The CVS MinuteClinic in York reports pink eye, allergies and viral infections this week.

WellSpan Pediatric Medicine Physicians across the Midstate are seeing asthma attacks and exacerbations, seasonal allergies and rashes.

Penn Medicine Lancaster General Health Physicians Roseville Pediatrics says they are still seeing strep cases, though sore throats are now more evenly split between strep and adenovirus.

Mono cases have been on the rise as well, though they still account for a relatively low number of the sore throat cases.

As the weather has been warmer, they have seen a lot of poison ivy cases this week.

Viral cases with fevers and cough have been higher this week, and they are still drowning in pollen-related seasonal allergy symptoms.

Dr. Joan Thode offered the following advice about poison ivy:

“Poison ivy is also known as Allergic Rhus contact dermatitis, which is a specific rash caused by the immune system’s reaction to the oils found on specific types of plants. These rashes tend to be only in the location of exposure to the plant or the plant’s oils, which often makes them occur only on very specific places on the body. The poison ivy rash is typically very red and intensely itchy due to the inflammatory reaction of the skin’s immune system. Poison ivy causes a vesicular rash, meaning that the rash causes bubbles in the skin that are filled with fluid. The fluid does not contain fluid that could spread the rash, but rather contains water and immune cells. Contact with the rash does not spread the rash, assuming that the oils from the plant are off of the skin. If the oils are still on the skin or clothes, that oil can be transferred to another person, causing the rash on their skin. When these bubbles rupture, they can leave an area of red, raw-appearing skin that will eventually scab over and heal.

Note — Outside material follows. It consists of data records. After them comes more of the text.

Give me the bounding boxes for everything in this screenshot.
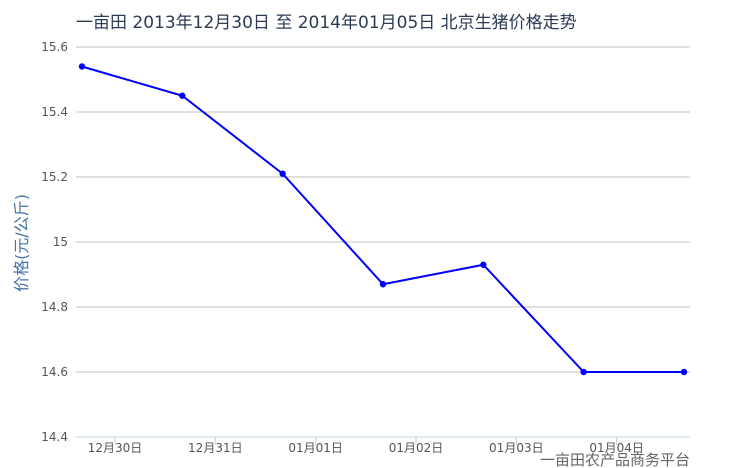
chart-title: 一亩田 2013年12月30日 至 2014年01月05日 北京生猪价格走势: [76, 13, 577, 33]
y-tick-label: 14.6: [41, 365, 68, 379]
data-point[interactable]: [279, 170, 286, 177]
x-tick-label: 01月03日: [489, 441, 544, 455]
x-tick-labels: 12月30日 12月31日 01月01日 01月02日 01月03日 01月04日: [76, 436, 690, 455]
y-tick-label: 15: [53, 235, 68, 249]
data-point[interactable]: [480, 261, 487, 268]
watermark: 一亩田农产品商务平台: [540, 451, 690, 468]
x-tick-label: 01月01日: [288, 441, 343, 455]
data-point[interactable]: [379, 281, 387, 288]
series-layer: [78, 63, 688, 376]
y-tick-label: 14.4: [41, 430, 68, 444]
y-tick-label: 15.6: [41, 40, 68, 54]
y-tick-labels: 14.4 14.6 14.8 15 15.2 15.4 15.6: [41, 40, 68, 444]
data-point[interactable]: [179, 92, 186, 99]
y-axis-label: 价格(元/公斤): [12, 194, 31, 292]
x-tick-label: 01月02日: [389, 441, 444, 455]
data-point[interactable]: [680, 368, 688, 376]
gridlines: [76, 46, 690, 438]
x-tick-label: 12月31日: [188, 441, 243, 455]
x-tick-label: 12月30日: [88, 441, 143, 455]
data-point[interactable]: [78, 63, 86, 70]
data-point[interactable]: [580, 368, 587, 376]
y-tick-label: 14.8: [41, 300, 68, 314]
y-tick-label: 15.4: [41, 105, 68, 119]
x-tick-label: 01月04日: [589, 441, 644, 455]
y-tick-label: 15.2: [41, 170, 68, 184]
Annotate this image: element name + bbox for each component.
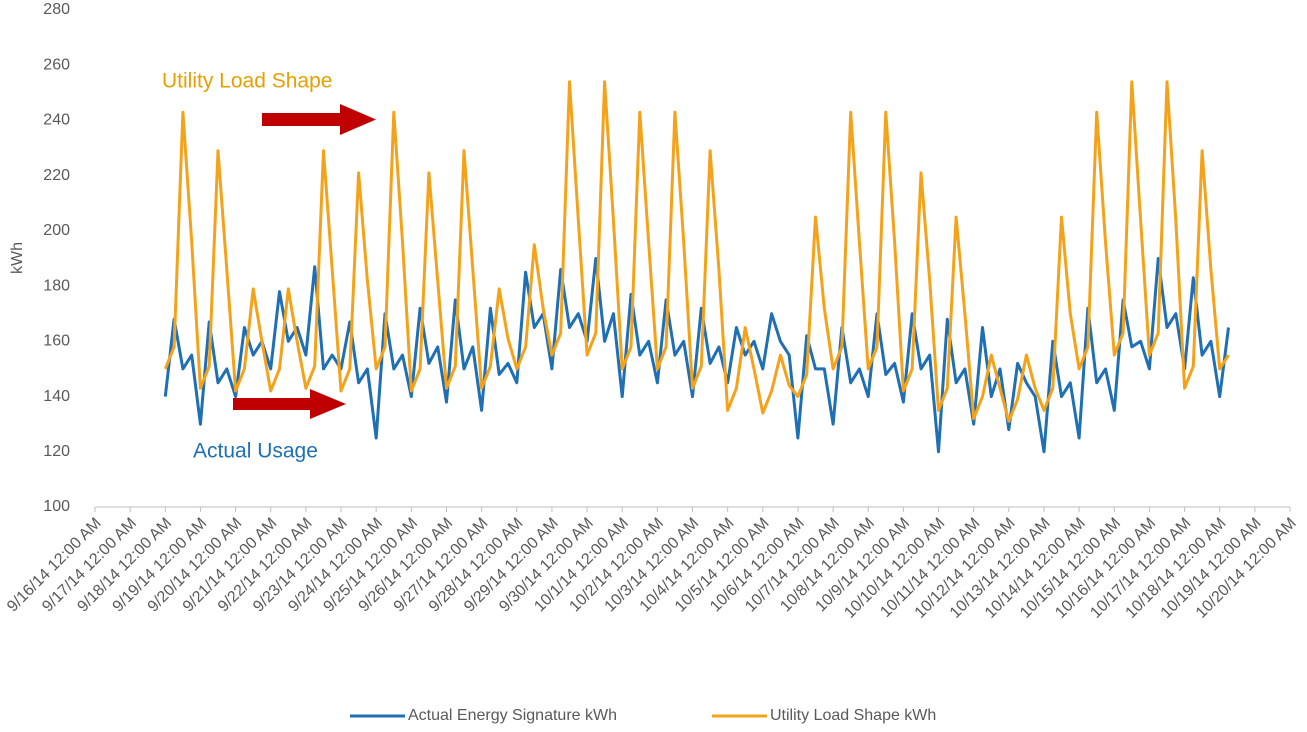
y-tick-label: 200 [43, 222, 70, 239]
annotation: Utility Load Shape [162, 70, 332, 93]
y-tick-label: 180 [43, 277, 70, 294]
y-tick-label: 260 [43, 56, 70, 73]
legend-label: Actual Energy Signature kWh [408, 707, 617, 724]
series-line [163, 80, 1230, 423]
y-tick-label: 220 [43, 167, 70, 184]
y-tick-label: 120 [43, 443, 70, 460]
series-line [163, 257, 1230, 454]
y-tick-label: 140 [43, 388, 70, 405]
legend-label: Utility Load Shape kWh [770, 707, 936, 724]
arrow [233, 389, 346, 419]
y-tick-label: 240 [43, 112, 70, 129]
arrow [262, 104, 376, 135]
y-axis-label: kWh [9, 242, 26, 274]
y-tick-label: 160 [43, 333, 70, 350]
y-tick-label: 280 [43, 1, 70, 18]
annotation: Actual Usage [193, 440, 318, 463]
y-tick-label: 100 [43, 498, 70, 515]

It’s imperative to find and wipe off any objects that may have come in contact with the oils on the poison ivy leaves; garden tools, shoes, gloves, dog fur, backpacks, clothing. The oil will stay on these objects and can continue to be transferred to skin long after the initial exposure. Oils do not evaporate and these oils can stay on surfaces for days to weeks. For this reason, it’s also important to thoroughly wash hands, arms and other exposed skin immediately after hikes to rinse away any potential oils from unseen poison ivy.

Treatment is typically only supportive care for comfort, but if the rash is widespread, involving the membranes of the eyes, nose, mouth or genitalia, and/or causing swelling of the face, oral steroids may be indicated. For the raw skin that can occur, your child’s doctor may also prescribe an antibiotic cream or oral medication, as these areas of broken skin can be a high risk for bacterial infection. Cool baths and drying agents like calamine lotion can help provide relief.”